ECLI:NL:HR:2000:AA7792
Hoge Raad
- Cassatie
- C.J.G. Bleichrodt
- F.H. Koster
- A.M.J. van Buchem-Spapens
- Rechtspraak.nl
Cassatie tegen veroordeling voor valsheid in geschrift en bewijsuitsluiting door de Belastingdienst
In deze zaak gaat het om een cassatieberoep tegen een arrest van het Gerechtshof te 's-Gravenhage, waarin de verdachte is veroordeeld voor valsheid in geschrift, meermalen gepleegd. De Hoge Raad behandelt het beroep dat is ingesteld door de verdachte, vertegenwoordigd door advocaat mr. G. Meijers. De veroordeling van het Hof was gebaseerd op feiten die zich hebben voorgedaan tussen 31 maart 1991 en 27 december 1995, waarbij de verdachte op AWW/WAO-formulieren niet heeft opgegeven dat hij inkomsten uit arbeid had. Het Hof heeft de eerdere uitspraak van de Arrondissementsrechtbank te Dordrecht vernietigd en de verdachte een gevangenisstraf van vijftien maanden opgelegd, waarvan vijf maanden voorwaardelijk met een proeftijd van twee jaren.

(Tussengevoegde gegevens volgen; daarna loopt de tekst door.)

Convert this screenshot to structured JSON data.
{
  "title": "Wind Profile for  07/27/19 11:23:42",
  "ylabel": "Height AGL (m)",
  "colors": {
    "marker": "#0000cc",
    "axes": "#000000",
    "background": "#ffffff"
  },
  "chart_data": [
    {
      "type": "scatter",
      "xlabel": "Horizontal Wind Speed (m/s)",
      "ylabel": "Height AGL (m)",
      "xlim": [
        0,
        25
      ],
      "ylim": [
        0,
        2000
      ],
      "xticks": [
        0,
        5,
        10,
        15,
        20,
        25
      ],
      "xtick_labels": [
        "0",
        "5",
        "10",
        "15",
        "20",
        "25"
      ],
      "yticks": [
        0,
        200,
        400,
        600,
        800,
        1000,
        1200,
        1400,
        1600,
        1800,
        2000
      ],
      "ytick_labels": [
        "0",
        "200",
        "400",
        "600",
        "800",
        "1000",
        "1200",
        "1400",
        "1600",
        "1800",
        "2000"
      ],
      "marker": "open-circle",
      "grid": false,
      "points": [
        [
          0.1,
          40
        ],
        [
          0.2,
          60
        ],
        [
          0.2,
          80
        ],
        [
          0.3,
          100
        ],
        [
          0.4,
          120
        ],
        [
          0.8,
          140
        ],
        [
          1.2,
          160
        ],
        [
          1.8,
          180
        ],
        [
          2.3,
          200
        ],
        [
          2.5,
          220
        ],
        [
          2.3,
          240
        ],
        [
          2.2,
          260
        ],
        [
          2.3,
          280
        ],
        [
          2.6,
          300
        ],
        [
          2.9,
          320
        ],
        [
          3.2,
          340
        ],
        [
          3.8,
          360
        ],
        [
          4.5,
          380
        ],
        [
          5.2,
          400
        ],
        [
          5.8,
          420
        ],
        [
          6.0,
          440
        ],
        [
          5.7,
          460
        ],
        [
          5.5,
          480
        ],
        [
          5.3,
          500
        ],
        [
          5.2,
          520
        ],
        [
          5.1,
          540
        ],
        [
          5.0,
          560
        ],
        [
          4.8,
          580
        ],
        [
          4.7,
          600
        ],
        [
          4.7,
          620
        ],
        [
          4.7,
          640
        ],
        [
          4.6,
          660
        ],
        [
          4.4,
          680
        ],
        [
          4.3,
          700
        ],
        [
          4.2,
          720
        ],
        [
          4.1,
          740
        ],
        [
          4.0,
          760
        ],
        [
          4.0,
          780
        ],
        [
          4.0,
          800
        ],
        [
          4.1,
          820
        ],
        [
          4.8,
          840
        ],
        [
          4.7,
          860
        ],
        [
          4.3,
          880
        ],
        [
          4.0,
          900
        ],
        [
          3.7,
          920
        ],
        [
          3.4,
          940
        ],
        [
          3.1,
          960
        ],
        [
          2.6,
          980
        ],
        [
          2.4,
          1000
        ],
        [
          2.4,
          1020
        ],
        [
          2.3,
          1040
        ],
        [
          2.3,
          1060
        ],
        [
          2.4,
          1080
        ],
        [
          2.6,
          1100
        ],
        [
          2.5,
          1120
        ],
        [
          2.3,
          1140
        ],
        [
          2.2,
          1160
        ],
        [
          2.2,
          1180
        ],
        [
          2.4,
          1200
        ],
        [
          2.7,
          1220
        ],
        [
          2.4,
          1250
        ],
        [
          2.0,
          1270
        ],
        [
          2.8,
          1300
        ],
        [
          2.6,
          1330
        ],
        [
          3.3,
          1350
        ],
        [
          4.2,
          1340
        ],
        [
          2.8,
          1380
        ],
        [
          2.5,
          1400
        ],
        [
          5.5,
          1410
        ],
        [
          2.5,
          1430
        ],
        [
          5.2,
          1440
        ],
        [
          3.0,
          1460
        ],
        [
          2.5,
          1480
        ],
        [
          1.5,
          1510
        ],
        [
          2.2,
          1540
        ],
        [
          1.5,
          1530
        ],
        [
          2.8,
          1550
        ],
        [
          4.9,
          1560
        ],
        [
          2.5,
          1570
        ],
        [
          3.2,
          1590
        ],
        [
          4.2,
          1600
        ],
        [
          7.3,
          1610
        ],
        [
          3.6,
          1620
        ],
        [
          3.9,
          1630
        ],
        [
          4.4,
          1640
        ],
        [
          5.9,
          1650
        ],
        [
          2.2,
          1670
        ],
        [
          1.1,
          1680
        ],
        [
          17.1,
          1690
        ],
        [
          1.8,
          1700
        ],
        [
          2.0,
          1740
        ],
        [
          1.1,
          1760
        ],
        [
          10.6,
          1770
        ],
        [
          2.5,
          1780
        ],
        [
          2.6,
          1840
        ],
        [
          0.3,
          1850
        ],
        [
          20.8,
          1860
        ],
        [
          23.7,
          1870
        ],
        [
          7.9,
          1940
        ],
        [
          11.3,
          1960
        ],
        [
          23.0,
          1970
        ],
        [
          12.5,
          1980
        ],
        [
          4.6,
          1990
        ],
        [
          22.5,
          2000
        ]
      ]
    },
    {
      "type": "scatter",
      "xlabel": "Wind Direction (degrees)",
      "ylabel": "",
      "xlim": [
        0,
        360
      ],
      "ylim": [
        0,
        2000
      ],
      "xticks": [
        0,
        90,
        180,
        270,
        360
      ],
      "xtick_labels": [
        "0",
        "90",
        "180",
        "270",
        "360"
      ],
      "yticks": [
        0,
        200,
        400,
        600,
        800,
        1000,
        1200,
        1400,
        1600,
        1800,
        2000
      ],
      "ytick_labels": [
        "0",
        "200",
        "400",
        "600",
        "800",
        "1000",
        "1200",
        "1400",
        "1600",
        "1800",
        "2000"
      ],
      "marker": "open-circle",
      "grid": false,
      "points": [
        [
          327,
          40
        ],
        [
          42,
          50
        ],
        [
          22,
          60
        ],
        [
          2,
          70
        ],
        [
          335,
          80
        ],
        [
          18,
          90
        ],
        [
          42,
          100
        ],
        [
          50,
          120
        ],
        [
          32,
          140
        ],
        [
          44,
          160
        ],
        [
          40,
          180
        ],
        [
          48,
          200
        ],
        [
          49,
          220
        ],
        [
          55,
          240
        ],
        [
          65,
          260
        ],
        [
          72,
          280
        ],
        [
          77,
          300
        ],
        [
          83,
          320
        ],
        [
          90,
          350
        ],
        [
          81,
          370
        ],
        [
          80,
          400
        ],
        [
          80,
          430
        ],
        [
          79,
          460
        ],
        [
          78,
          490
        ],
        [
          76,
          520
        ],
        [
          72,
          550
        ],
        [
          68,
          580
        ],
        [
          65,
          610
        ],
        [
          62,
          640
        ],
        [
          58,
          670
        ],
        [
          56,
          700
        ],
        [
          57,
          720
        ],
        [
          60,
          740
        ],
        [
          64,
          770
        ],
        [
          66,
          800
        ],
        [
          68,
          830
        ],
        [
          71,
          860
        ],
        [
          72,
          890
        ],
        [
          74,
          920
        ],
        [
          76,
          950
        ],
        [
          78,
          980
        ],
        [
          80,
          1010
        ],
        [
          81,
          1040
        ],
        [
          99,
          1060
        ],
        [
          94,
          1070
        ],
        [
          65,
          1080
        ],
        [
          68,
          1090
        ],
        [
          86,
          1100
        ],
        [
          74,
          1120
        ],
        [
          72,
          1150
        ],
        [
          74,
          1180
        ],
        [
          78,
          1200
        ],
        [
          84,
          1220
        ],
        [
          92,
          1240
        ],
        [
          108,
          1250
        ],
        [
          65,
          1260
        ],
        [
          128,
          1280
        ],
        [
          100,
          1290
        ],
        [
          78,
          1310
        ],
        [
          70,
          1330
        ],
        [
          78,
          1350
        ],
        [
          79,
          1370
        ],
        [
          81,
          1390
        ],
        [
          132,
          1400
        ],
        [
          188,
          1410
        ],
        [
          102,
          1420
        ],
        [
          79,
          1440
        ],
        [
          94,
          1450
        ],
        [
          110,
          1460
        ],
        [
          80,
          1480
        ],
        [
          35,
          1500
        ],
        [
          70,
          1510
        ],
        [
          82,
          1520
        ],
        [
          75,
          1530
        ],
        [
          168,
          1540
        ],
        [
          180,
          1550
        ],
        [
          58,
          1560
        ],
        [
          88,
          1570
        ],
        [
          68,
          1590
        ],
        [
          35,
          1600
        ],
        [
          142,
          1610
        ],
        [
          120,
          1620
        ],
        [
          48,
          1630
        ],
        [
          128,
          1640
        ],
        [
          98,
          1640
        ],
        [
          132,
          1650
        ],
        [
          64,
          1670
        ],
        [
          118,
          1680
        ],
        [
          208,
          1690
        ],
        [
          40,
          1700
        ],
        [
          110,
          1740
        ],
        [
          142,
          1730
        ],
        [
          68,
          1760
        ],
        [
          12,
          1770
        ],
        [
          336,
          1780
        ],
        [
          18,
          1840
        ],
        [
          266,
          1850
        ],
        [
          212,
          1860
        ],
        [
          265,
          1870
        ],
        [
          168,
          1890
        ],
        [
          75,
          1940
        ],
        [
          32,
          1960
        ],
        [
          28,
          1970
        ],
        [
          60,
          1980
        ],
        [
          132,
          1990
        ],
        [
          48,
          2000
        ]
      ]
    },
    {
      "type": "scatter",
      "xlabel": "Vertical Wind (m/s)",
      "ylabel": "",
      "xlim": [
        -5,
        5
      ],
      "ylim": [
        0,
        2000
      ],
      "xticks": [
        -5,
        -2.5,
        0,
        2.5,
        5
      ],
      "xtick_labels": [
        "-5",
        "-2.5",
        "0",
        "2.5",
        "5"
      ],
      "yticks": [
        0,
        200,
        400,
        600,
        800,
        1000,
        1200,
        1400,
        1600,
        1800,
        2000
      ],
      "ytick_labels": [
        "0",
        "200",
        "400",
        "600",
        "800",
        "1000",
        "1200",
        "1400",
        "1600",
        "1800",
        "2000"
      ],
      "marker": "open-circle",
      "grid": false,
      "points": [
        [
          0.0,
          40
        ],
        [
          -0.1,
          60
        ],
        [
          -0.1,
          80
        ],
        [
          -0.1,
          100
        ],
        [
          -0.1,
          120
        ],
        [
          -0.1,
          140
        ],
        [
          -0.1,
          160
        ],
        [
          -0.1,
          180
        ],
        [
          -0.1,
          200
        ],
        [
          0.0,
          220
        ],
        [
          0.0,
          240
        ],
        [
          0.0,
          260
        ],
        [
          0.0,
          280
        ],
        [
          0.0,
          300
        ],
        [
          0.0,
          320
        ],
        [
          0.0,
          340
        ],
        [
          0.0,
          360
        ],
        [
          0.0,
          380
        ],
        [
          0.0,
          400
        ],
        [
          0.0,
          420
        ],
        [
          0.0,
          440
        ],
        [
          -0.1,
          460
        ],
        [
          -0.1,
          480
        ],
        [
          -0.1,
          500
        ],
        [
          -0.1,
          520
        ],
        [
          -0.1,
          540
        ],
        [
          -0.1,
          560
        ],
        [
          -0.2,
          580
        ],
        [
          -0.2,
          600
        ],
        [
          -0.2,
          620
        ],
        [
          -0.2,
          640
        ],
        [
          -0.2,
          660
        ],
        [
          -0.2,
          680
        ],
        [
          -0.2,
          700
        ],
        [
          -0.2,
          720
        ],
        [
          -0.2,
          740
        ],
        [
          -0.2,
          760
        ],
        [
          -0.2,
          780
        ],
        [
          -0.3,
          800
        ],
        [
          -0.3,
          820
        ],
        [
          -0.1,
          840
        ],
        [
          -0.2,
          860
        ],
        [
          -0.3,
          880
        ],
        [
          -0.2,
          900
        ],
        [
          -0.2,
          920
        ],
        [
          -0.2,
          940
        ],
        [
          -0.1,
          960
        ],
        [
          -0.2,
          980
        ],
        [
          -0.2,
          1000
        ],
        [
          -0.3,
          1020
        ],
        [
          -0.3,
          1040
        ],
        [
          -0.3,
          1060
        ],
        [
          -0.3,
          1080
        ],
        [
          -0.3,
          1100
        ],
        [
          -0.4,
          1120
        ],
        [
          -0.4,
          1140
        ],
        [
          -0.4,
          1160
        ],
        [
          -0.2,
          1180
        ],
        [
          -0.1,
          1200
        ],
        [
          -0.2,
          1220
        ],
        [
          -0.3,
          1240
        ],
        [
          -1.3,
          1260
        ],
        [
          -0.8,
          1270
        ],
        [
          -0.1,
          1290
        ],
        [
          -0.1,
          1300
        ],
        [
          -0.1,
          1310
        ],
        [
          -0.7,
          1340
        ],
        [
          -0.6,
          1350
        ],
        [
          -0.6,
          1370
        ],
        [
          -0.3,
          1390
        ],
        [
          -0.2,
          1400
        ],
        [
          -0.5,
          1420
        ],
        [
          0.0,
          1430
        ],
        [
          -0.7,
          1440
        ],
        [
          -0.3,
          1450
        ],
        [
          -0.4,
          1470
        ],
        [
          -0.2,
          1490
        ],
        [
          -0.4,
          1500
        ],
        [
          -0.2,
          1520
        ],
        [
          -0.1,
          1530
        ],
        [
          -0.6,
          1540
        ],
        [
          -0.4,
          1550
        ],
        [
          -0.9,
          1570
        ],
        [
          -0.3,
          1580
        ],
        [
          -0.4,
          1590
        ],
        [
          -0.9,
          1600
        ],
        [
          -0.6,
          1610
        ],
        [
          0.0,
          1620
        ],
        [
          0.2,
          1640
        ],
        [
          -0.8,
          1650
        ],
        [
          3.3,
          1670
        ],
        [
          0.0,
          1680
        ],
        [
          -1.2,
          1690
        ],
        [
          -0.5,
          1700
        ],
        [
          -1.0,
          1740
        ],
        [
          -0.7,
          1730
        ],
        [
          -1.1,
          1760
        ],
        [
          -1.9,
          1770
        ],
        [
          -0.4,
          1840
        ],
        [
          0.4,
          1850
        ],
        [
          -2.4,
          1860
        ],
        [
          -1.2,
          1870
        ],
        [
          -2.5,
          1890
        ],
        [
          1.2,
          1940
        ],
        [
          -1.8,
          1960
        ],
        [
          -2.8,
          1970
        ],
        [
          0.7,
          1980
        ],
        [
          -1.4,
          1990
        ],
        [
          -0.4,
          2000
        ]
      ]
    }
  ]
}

De Hoge Raad overweegt dat het middel dat klaagt over het ontbreken van een gewaarmerkt afschrift van de bestreden uitspraak faalt, omdat dit afschrift inmiddels in het dossier is gevoegd. Daarnaast wordt het verweer van de verdachte dat de Belastingdienst in strijd met de geheimhoudingsplicht van artikel 67 AWR informatie heeft verstrekt, verworpen. Het Hof heeft terecht geoordeeld dat de startinformatie niet afkomstig was uit een persoonsregistratie in de zin van de Wet persoonsregistraties (WPR) en dat de informatie die door de Belastingdienst is verstrekt, niet onder de werking van de WPR valt.
De Hoge Raad concludeert dat de klachten van de verdachte niet tot cassatie kunnen leiden. De verwerping van de middelen door het Hof is niet onbegrijpelijk en geeft geen blijk van een onjuiste rechtsopvatting. De Hoge Raad verwerpt het beroep en bevestigt de uitspraak van het Hof, waarbij de verdachte is veroordeeld voor valsheid in geschrift.